The Adventures of Harry Potter and Ron and Some Others

Chapter 5: A Tense Situation

Upon entering Dumbledark forest, Harry immediately regretted his decision to wear his Sunday best. He envied Hagrid’s tattered rags and Ron’s spandex, which allowed him to move freely as though he was wearing nothing at all. Harry pictured Ron wearing nothing at all and shuddered. He hurried to catch up to Hagrid, who was powering ahead.

Hagrid’s large stride distance covered six metres to Harry’s one, making Hagrid the faster of the two. Secretly, Harry wished HE was the faster of the two.

Harry looked up to regard the dark, twisted trees looming above. Their tangled branches intertwined with each other, forming strong wooden bonds which shut out any hint of sunlight from the sky above. It was impossible to tell night from day, though most of them knew it was still day, except for Ron who remarked that the last seven hours felt like five minutes and wondered if the forest had magical properties. The ground underfoot felt damp and earthy and other descriptive words.

“Oh dear,” squealed Malfoy, suddenly.

Hagrid, Harry and Ron turned to him, startled.

“What did you see!” demanded Hagrid, frantically looking around for any sign of impending centaur attack.

“There’s a dreadful amount of moss in this forest,” Malfoy was looking at the ground around his feet, “I’m deathly afraid of moss you know.”

“Moths?” said Ron. “Wot you afraid of them for? They can’t hurt you.”

“No. MOSS.” Corrected Malfoy.

“Moss? That’s even more pathetic then, innit.” Ron had a good laugh at Malfoy’s expense. “You’re just a miserable little pillington soaked, tit-headed pilchard.”

Malfoy began to cry.

“That’s enough Ron,” chided Harry, “Now look what you’ve gone and done. He’s crying.”

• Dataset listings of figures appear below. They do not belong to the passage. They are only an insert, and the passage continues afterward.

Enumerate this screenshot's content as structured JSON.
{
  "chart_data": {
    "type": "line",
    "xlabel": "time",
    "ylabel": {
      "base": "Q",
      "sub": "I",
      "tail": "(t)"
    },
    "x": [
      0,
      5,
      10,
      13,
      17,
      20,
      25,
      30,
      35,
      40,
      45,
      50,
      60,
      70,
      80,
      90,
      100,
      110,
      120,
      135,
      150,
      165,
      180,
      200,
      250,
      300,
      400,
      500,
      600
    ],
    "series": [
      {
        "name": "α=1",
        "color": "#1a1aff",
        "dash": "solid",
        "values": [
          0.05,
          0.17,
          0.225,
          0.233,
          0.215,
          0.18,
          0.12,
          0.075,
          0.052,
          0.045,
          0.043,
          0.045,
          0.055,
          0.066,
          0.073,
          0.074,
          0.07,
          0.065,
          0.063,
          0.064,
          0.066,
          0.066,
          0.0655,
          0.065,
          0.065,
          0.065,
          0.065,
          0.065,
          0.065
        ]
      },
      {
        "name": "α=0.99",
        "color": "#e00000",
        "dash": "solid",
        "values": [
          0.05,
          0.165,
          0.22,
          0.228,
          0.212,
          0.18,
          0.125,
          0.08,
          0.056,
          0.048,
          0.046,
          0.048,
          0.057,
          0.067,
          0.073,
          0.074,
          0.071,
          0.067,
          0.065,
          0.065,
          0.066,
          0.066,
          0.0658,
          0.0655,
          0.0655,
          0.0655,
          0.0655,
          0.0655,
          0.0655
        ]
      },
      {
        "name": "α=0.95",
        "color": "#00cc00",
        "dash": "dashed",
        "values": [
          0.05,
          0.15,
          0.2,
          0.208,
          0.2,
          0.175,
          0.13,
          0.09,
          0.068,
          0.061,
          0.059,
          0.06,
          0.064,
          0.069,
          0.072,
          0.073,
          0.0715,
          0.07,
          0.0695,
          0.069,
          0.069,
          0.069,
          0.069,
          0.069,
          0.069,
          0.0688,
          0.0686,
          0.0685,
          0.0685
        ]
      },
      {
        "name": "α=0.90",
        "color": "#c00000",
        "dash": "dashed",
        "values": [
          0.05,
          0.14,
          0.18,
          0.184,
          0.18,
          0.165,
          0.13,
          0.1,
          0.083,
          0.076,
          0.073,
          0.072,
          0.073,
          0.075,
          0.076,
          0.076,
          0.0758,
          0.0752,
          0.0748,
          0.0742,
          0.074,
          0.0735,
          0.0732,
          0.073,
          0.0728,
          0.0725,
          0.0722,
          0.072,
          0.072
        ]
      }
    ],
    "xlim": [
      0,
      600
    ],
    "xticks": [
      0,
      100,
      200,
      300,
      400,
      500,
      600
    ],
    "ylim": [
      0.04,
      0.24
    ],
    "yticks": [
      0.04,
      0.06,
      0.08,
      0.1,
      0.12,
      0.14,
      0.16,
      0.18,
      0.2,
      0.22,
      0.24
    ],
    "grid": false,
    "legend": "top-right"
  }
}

Malfoy slumped to his knees, his body wracked by the sobs of one cursed by a situation he is not equipped to handle. He threw his head back and screamed at the sky in tormented anguish.

“Jesus Christ. He’s flying off the handle!” Hagrid backed up a step or two, crushing some moss underfoot.

Harry Potter, being the only calm head in most tense situations, knew he would have to find a way of sedating Malfoy before the noise brought an army of the undead to their location. He would need to be diplomatic and persuasive so as not to hurt Malfoy’s tender pride.

Harry picked up a large tree branch and smashed Malfoy upside the head with it, cleanly knocking him unconscious.

“Hagrid, can you carry this whining little prat?”

Hagrid picked up Malfoy’s prone carcass and slung it over his shoulder. “Easy as carrying a bunch of wilted pansies,” he said, slyly insulting Malfoy by referring to him analogically as a pansy, (an especially timid species of flower).

They continued their journey into the heart of the forest.